The domaine has plenty of export, though interestingly their sales to Russia are now outstripping their sale to the US!

The wines…

A small window into the world of this domaine – it looks more than interesting with some excellent wines. I look forward to taking a closer look in future vintage reports.

2017 Bourgogne Blanc La Jumalie
Bottled. This cuvée name is a mix of those of Henri and Marion’s 3 daughters.
Fresh some spice to the aroma, not so wide. Full, luscious, ripe but with dynamism and a little touch of phenolic texture and really long. I like!

2018 Meursault
From barrel
A perfumed volume of freshness. Hmm, that’s very Meursault, with a nice tension too – despite 40% barrel with a strong toast – you can’t taste it. A little mandarin skin finish – ooh that’s really super villages!

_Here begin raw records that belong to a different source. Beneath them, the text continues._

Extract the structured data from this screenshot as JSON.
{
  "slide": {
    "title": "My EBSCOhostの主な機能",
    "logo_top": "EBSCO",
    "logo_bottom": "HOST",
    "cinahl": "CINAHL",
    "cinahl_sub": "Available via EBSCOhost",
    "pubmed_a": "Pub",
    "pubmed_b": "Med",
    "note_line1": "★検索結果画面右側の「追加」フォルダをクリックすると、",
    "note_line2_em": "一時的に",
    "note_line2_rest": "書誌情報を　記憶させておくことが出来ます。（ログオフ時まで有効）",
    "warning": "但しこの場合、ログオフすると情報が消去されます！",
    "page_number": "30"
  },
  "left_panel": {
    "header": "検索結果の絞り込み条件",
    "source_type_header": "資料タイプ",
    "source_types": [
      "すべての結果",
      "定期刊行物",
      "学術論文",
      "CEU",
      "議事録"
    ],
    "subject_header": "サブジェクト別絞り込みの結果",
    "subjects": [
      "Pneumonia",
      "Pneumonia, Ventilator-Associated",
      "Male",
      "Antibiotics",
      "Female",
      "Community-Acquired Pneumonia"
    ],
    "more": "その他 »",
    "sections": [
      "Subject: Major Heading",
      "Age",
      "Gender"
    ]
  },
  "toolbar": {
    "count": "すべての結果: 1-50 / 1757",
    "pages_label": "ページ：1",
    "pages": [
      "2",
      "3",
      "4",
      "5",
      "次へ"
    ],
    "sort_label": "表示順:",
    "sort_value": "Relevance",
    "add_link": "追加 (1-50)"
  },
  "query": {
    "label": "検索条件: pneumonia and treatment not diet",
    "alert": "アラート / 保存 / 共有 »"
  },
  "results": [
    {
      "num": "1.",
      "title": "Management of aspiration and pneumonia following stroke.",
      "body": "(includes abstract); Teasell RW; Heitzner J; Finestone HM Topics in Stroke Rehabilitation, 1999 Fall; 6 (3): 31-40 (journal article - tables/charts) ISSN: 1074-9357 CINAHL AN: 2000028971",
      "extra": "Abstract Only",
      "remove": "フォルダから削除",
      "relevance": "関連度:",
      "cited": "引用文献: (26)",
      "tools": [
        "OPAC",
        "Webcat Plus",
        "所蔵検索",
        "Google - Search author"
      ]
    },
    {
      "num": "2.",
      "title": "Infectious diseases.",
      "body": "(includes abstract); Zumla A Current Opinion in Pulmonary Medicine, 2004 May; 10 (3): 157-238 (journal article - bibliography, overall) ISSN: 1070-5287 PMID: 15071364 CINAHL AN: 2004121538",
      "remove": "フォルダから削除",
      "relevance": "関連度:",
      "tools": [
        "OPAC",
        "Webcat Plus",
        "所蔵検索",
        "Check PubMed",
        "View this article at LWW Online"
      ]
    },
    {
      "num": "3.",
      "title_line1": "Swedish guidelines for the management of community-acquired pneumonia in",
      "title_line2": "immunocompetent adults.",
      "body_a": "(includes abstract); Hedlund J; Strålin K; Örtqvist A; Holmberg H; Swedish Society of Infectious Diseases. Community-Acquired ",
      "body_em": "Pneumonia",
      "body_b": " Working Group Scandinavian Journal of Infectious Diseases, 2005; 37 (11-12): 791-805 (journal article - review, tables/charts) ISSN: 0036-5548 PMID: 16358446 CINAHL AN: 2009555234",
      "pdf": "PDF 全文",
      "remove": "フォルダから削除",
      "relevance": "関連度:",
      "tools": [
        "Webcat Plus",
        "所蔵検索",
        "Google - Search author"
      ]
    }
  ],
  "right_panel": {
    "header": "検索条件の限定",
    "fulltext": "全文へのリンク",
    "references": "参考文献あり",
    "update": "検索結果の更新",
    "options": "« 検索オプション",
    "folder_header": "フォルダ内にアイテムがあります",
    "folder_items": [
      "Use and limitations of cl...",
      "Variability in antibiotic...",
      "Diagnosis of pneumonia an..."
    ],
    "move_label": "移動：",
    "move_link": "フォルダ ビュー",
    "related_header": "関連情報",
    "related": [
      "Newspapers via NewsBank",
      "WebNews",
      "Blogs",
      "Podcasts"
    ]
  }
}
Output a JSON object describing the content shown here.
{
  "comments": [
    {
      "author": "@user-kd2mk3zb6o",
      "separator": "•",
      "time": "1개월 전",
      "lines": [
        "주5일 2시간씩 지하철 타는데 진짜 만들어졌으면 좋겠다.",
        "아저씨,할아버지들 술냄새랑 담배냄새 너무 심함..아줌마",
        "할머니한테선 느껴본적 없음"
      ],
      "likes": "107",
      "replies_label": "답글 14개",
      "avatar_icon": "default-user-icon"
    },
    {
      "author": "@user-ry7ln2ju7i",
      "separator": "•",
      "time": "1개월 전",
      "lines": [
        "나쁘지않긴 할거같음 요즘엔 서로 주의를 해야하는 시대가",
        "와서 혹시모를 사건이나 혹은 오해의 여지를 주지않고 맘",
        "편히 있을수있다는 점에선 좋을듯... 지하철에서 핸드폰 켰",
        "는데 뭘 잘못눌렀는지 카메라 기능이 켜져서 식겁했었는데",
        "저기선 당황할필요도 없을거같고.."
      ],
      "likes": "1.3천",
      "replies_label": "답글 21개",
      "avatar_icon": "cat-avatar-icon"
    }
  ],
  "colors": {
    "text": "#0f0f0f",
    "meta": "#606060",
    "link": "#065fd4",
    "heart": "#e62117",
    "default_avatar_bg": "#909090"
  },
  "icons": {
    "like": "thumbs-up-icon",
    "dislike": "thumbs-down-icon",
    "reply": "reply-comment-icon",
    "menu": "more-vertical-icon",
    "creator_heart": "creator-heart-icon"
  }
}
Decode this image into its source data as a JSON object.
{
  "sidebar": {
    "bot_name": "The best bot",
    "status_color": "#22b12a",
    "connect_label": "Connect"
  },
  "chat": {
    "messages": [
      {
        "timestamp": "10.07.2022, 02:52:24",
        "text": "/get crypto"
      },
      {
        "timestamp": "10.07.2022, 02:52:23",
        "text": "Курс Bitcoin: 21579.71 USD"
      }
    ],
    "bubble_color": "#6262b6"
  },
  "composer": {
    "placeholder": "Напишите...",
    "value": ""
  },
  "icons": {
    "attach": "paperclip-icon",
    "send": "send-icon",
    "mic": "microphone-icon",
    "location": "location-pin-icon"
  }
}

2018 Meursault 1er Clos Richemont
From barrel. Last vintage, Henri also sold Genevrières. This from a new Cavin barrel, also with strong toast.
A little sizzle of wood/reduction but very fine. Extra depth of flavour. Extra concentration, vibrant, structured, rich, a little fumé, an open-ended finish that slowly accentuates more and more the minerality. Tons of potential here.

A look at some reds:

2016 Bourgogne Pinot Noir La Jumalie
‘I have stopped cooling before fermenting but also don’t warm at the end of fermentation, rather I close the tank and leave it for a while – I started doing it like this in 2008 and I think the results delicious and they keep very well. This from vines in the bottom of Pommard.’
Depth of colour. Perfumed, deep, almost a hint of leaf complexity. Nice drive, showing a direct line of flavour, with freshness, slowly expanding over the palate, growing and growing in width. This is super.

2017 Pommard
Vines in Les Cras at the entry of the village. Plus some older than 80 yo vines En Mareau
A little less aromatic volume here, slightly fumé, leafy. In the mouth, this is fresh, herby, faintly astringent, but with a nice depth to the texture. Wait to open, good persistence with a touch of salinity. For the label, I prefer the Bourgogne, but this is more than adequate wine.

2017 Volnay
More floral, much more charming and inviting. Fresh, driving, more dynamic wine in the mouth. Open, some structure, the structure also showing at the end in the finish – and it’s delicious finishing. Excellent wine.